Four or 5 percent “may be the baseline, at least for now, no matter what the strategic stakes are, or even as U.S. involvement ratchets up,” Mr. Jurkowitz said.
This year, Mr. Jurkowitz estimated, roughly half of the coverage of Afghanistan actually emanated from the war zone. That suggests that “without a major Washington policy debate or strategy review ongoing, that Afghanistan remains a story that gets modest coverage,” he said.
As the article notes, there are a variety of reasons for the seemingly bizarre fact that a war for which there are now over 100,000 American troops deployed receives so little coverage from the media. Partly, it’s a reflection of the fact that media companies and newspapers have cut back their foreign reporting budgets over the past several years and sending reporters to Afghanistan costs even more than sending them to, say, Paris simply because of the logistical costs involved. Those costs undoubtedly increase if the reporters you’re sending venture beyond the confines of Kabul to the areas where the war is actually being fought. Of course, there’s nothing glamorous about this kind of assignment, which is likely one reason you see far fewer reporters on the ground in Afghanistan than you did during the height of the Iraq war. Finally, the truth of the matter seems to be that the American people don’t want to hear about the war all that much. Recent polls indicate that a majority of Americans don’t believe that the war can be won, and don’t want to keep American troops there any longer. With that kind of attitude, and no grassroots anti-war movement to speak of, it’s not surprising that people aren’t all that interested in war news.

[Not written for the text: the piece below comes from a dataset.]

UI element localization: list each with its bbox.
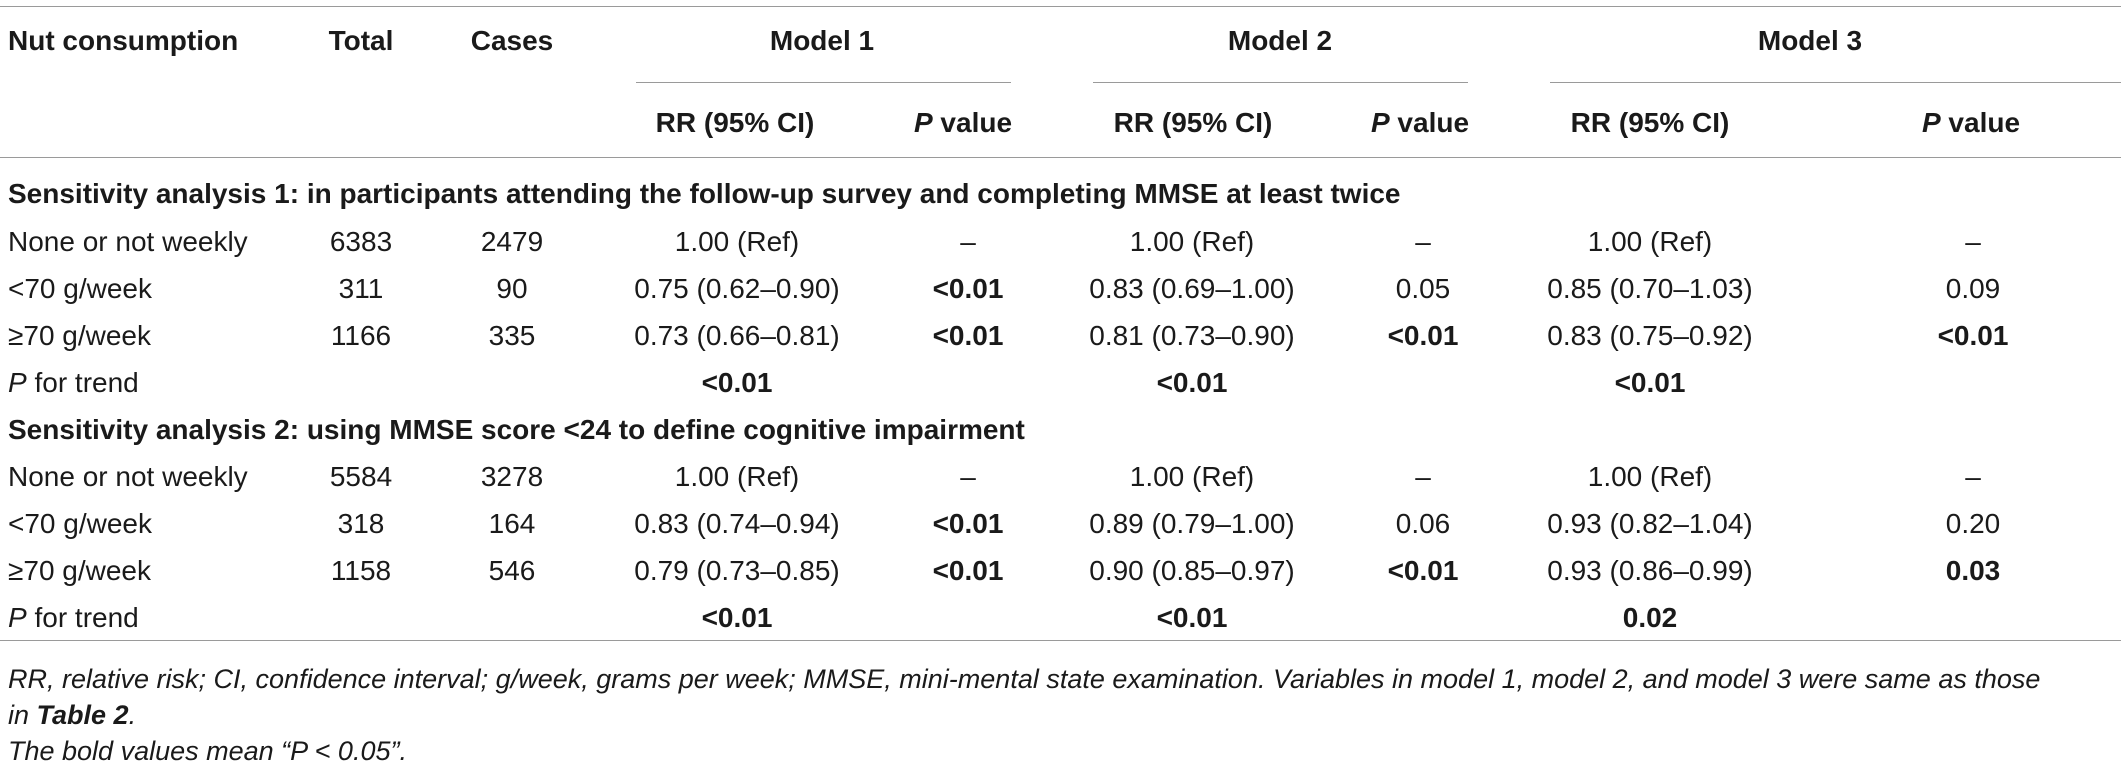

While it’s understandable, though, this willful public ignorance about the war, and the media’s resulting decision not to devote much time to war coverage strikes me as just a little big dangerous. It’s never a good thing in a democracy for the citizens to ignore what the government is doing in their name and, in Afghanistan, our government is engaging in a war policy that not only doesn’t appear to be working, but which could have consequences down the road in the form of blowback, or destabilization in the only Muslim nation to possess nuclear weapons. The press is dropping the ball here, and we may come to regret it in the future.